MEDELLIN, Colombia – Low prices paid to coffee farmers and rampant speculation in the market are jeopardizing the future of coffee. The industry is increasingly looking to technology to improve transparency and deliver more value. The iFinca platform streamlines trade to deliver greater value to coffee farmers and provide coffee companies with full traceability to the farmgate price.
“If we’re going to make sure farmers get what they need to produce coffee sustainably, we need to figure out how to better distribute value,” said Alexander Barrett, CEO of iFinca. “With iFinca handling the heavy work of sharing verified information, we’re able to create efficiencies across the supply chain that ensure that farmers are better compensated and receive a living income.”
While some new tech solutions use blockchain to trace coffee and allow end consumers to ‘tip their farmers’, the iFinca platform turns the trading model on its head utilizing a network of verified transactions where every actor in a supply chain has equal access to information.
“The issue of transparency and being able to trace coffee to its origin is very important. It means being able to understand the way it was cultivated, how it moves around the world,” said Néstor Osorio, former Executive Director of the International Coffee Organization and former Ambassador to the UK and the United Nations. “As a platform, iFinca is the answer to how we innovate, to how we answer that question bringing producers and consumers closer together.”
Since its launch in October 2019, the iFinca platform has grown to include 38 exporters, 14 importers, 26 roasters and 19 cafes, and 9,430 individual farmers and 13 cooperatives across Colombia, Mexico, Guatemala, El Salvador, Honduras, Nicaragua, Haiti and the Dominican Republic.
Coffee traded via the iFinca app is currently available in the US, UK and will soon be available in the EU, Russia and South Korea.
iFinca’s blockchain platform validates transactions from the first delivery of parchment all the way to the cafe. In initial trading, iFinca has demonstrated a verifiable increase in price per pound for smallholder farmers.

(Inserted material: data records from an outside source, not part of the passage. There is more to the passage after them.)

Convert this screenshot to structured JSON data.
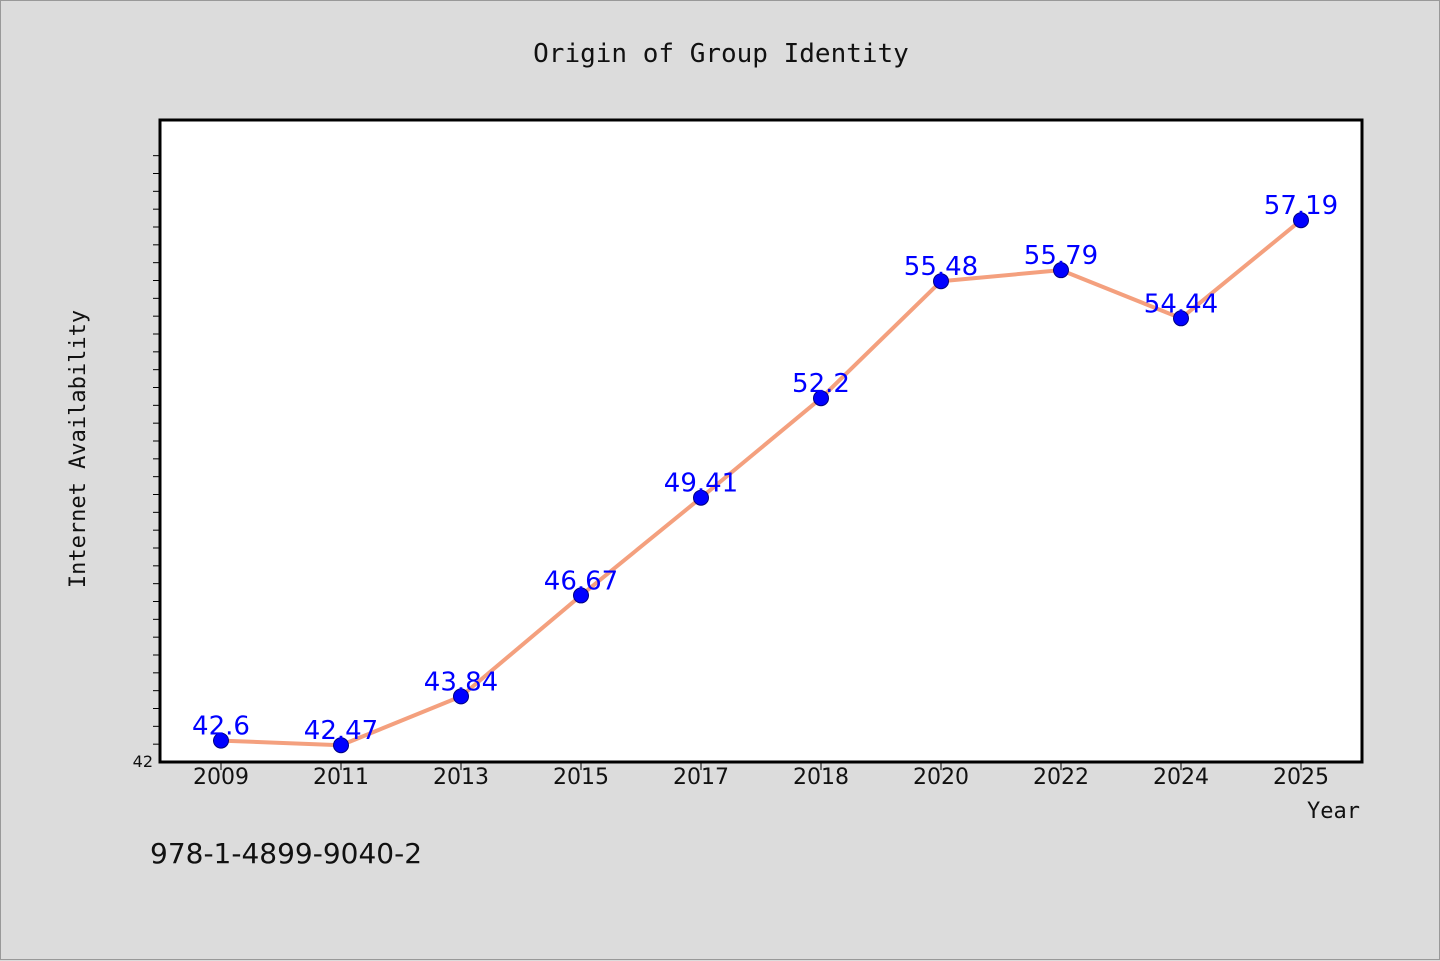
{
  "chart_data": {
    "type": "line",
    "title": "Origin of Group Identity",
    "xlabel": "Year",
    "ylabel": "Internet Availability",
    "categories": [
      "2009",
      "2011",
      "2013",
      "2015",
      "2017",
      "2018",
      "2020",
      "2022",
      "2024",
      "2025"
    ],
    "series": [
      {
        "values": [
          42.6,
          42.47,
          43.84,
          46.67,
          49.41,
          52.2,
          55.48,
          55.79,
          54.44,
          57.19
        ],
        "data_labels": [
          "42.6",
          "42.47",
          "43.84",
          "46.67",
          "49.41",
          "52.2",
          "55.48",
          "55.79",
          "54.44",
          "57.19"
        ]
      }
    ],
    "ylim": [
      42,
      60
    ],
    "y_min_label": "42",
    "grid": false,
    "legend": "none",
    "colors": {
      "line": "#f4a07e",
      "marker": "#0000ff",
      "data_label": "#0000ff",
      "background": "#dcdcdc",
      "plot_area": "#ffffff"
    }
  },
  "footer": {
    "isbn": "978-1-4899-9040-2"
  }
}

Consumers will be able to access details about their coffee, including the price received by the farmer, when they scan a QR code at the point of sale.
“The insight into our relationships through iFinca allow us to have a direct connection with the farms we source from. This means better coffee for our customers and better income for the farmers we source from,” said Ed Wethli, owner of Crazy Mocha, a roaster/retailer with more than 25 locations in and around the Pittsburgh area. Crazy Mocha is the first cafe to serve iFinca verified coffee from seven farms in Colombia.